For a cli quick test, you can issue the following:

curl -k <inference_endpoint_from_RHOAI>/v1/completions  -H "Content-Type: application/json"       -d '{ \
          "model": "/mnt/models/", \
          "prompt": "Describe Paris in 100 words or less.", \
          "max_tokens": 100, \
          "temperature": 0 \
      }'

How to "chat" with your documentation?

As explained here, in order to use a generic LLM to perform a specific task you can fine tune it (a.k.a retrain), or use RAG (retrieval-augmented generation). While fine-tuning is more effective, it may also be more expensive to perform. Another less expensive way of enhancing the LLM's knowledge is by using RAG which we shall present next.

The video walkthrough is available here.

The procedure is as follows:

  1. Deploy a Vector database. Milvus is an open-source vector databae that can also run on Kubernetes environments like Red Hat OpenShift. A deployment guide is available here. The video walkthrough uses the single (standalone) deployment.
  2. Note that as recommended in the deployment guide, the default password should be changed. The user and the new-password should then be added as environment variables to the data-science project defined at the LLM deployment step inside the RHOAI dashboard.
  3. Use the document ingest notebook to get some PDF files (the RHOAI documentation), create embeddings and ingest the vectors in the Milvus instance
  4. Use the RAG example notebook to LLM model capabilities of "chatting" with your documentation (ingested in step 3).

Adding an User Interface

In order to use in a controlled and secure way the access to the LLM an interfacing application is recommended that exposes some user friendly interface. An example of such application is provided in the chatbot-ui folder of this repository. Please note that alongside the source code the folder contains also necessary files to build a container and configurations for Red Hat OpenShift to run the application.

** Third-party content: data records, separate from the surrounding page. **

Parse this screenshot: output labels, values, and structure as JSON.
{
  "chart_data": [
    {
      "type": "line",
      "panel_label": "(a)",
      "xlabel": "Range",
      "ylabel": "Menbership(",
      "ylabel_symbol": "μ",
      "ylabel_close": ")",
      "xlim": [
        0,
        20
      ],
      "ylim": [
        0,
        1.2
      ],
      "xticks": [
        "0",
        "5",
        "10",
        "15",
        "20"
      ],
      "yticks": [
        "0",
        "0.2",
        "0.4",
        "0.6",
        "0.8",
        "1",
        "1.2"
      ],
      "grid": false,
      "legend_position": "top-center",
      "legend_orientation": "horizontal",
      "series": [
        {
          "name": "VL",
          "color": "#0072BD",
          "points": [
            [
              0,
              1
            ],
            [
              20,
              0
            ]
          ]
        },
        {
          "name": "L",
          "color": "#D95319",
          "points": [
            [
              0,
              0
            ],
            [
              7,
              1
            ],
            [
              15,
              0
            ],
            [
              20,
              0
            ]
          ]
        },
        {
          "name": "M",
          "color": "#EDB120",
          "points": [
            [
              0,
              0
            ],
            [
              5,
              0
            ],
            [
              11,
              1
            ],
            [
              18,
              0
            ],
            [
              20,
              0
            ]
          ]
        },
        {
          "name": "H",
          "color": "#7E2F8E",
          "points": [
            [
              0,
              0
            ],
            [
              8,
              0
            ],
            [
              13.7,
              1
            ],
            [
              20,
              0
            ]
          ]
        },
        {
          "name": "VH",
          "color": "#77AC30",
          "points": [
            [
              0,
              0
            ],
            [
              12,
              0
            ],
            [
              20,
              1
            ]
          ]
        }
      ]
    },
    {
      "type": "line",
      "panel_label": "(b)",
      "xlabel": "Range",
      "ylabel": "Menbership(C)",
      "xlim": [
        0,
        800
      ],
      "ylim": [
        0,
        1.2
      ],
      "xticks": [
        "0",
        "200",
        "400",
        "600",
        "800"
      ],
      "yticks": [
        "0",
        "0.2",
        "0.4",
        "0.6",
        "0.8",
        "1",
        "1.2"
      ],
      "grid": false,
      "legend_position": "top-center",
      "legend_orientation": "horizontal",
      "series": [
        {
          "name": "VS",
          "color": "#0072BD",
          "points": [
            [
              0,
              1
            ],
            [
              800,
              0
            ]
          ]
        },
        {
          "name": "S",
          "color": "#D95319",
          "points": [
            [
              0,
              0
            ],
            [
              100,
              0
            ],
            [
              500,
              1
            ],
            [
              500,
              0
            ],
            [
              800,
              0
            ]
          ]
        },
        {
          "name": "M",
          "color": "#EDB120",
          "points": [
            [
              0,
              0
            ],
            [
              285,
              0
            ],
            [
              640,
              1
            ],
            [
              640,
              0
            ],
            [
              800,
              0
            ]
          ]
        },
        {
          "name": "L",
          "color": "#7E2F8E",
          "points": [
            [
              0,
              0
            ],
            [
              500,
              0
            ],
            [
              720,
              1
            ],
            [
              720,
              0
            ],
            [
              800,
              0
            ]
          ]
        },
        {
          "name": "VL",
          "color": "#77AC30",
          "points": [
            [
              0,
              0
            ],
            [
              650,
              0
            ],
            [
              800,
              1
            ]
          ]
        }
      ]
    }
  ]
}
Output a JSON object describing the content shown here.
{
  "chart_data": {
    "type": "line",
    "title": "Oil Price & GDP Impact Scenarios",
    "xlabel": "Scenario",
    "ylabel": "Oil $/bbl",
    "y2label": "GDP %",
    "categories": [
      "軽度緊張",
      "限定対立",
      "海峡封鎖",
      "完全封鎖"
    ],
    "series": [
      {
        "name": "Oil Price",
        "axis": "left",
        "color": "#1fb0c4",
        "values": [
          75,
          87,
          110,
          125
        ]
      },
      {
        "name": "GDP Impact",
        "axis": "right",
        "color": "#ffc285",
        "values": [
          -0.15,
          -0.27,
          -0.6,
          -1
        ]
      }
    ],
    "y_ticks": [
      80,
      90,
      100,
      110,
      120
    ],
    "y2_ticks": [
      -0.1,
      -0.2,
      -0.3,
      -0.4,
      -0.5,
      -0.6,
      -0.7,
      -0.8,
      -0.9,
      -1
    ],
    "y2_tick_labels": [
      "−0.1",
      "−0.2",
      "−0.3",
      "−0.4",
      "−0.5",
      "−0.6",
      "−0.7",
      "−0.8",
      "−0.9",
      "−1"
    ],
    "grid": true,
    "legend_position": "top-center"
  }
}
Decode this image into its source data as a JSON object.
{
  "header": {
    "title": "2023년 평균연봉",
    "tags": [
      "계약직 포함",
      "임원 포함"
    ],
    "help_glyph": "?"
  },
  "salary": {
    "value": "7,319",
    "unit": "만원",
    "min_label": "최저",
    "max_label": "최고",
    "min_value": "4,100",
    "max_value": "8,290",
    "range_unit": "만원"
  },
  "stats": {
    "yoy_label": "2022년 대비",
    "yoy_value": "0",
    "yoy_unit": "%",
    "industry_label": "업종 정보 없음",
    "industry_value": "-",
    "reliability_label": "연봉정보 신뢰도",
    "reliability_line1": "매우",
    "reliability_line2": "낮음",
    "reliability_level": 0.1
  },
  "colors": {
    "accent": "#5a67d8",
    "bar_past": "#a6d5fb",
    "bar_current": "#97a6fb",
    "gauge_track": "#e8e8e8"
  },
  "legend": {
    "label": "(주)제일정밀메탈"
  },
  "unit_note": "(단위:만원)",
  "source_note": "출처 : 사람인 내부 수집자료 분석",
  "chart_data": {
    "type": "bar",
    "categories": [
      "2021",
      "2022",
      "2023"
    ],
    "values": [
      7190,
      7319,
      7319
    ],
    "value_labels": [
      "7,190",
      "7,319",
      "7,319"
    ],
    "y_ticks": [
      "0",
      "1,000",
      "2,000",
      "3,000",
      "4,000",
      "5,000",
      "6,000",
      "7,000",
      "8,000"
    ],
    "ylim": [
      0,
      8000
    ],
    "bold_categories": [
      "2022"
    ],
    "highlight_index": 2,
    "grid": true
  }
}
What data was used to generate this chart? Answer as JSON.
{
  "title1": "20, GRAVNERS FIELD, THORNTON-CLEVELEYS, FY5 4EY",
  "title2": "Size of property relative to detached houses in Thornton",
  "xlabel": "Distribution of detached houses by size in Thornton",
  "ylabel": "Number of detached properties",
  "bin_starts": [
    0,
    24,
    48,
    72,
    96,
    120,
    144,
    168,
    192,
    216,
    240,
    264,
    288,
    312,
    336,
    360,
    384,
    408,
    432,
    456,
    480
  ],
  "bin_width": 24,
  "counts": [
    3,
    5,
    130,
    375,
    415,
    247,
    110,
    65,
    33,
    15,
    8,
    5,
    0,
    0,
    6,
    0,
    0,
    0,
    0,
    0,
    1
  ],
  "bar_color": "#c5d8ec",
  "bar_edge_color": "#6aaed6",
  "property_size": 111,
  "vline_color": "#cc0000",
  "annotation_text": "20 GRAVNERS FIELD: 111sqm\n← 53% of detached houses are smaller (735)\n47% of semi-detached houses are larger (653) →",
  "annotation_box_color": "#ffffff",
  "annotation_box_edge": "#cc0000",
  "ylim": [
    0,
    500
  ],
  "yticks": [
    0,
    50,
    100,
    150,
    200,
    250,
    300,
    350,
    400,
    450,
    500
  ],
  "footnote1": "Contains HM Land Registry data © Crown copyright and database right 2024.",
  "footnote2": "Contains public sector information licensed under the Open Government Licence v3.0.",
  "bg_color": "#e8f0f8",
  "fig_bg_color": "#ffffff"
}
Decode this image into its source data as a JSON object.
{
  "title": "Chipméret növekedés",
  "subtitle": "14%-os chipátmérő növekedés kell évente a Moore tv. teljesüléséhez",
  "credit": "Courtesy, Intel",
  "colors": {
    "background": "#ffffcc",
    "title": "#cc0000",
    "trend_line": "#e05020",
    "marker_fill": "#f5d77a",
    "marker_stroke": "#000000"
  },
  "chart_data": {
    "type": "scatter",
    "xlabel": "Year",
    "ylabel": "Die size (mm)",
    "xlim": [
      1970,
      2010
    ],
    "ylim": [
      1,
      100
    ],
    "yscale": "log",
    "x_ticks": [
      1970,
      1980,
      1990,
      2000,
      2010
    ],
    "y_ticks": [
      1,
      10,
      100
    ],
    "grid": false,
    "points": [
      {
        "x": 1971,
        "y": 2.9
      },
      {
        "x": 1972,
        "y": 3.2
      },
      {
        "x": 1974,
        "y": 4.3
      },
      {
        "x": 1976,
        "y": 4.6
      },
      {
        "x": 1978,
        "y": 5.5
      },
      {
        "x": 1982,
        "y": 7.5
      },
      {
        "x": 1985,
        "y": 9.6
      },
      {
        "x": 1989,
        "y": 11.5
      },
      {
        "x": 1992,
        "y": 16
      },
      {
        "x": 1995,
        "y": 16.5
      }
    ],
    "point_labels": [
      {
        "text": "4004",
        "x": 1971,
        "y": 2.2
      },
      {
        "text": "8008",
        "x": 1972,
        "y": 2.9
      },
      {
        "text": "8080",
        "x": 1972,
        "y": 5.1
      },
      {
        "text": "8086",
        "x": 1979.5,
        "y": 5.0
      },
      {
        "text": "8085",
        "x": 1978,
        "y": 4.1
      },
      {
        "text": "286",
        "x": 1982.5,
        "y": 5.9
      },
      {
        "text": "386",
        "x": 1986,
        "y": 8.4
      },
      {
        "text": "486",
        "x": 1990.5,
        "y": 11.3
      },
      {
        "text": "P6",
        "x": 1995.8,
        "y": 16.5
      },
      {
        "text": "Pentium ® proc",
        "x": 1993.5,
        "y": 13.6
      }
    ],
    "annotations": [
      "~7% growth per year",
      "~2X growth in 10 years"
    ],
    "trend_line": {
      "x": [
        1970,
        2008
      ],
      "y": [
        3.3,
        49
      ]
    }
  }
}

The deployment walkthrough is provided here.

The steps are as follows:

  1. Create a new project inside Red Hat OpenShift using either the console or the cli tool. Let's assume the project is called hatbot
  2. Add the two config maps to the project, either via the cli or by using the console
  3. Add the service.yaml to the project to create the service for the deployment.
  4. Add the deployment.yaml to the project. Please note the deployment uses a ready container stored in quay.io and uses version v1.1 of the container. The deployment is scaled down to zero by default, so ensure you scale it up after you verify the environment parameters.
  5. Create a route for the earlier created service so that you can access the UI outside of the cluster.

Once loaded the UI should look like below: hatbot-ui

The UI application provided here is a very basic one nevertheless it provides sufficient context to understand what elements should be present in a real, production ready type of UI.

This was the final part of the demo. I hope you enjoyed it.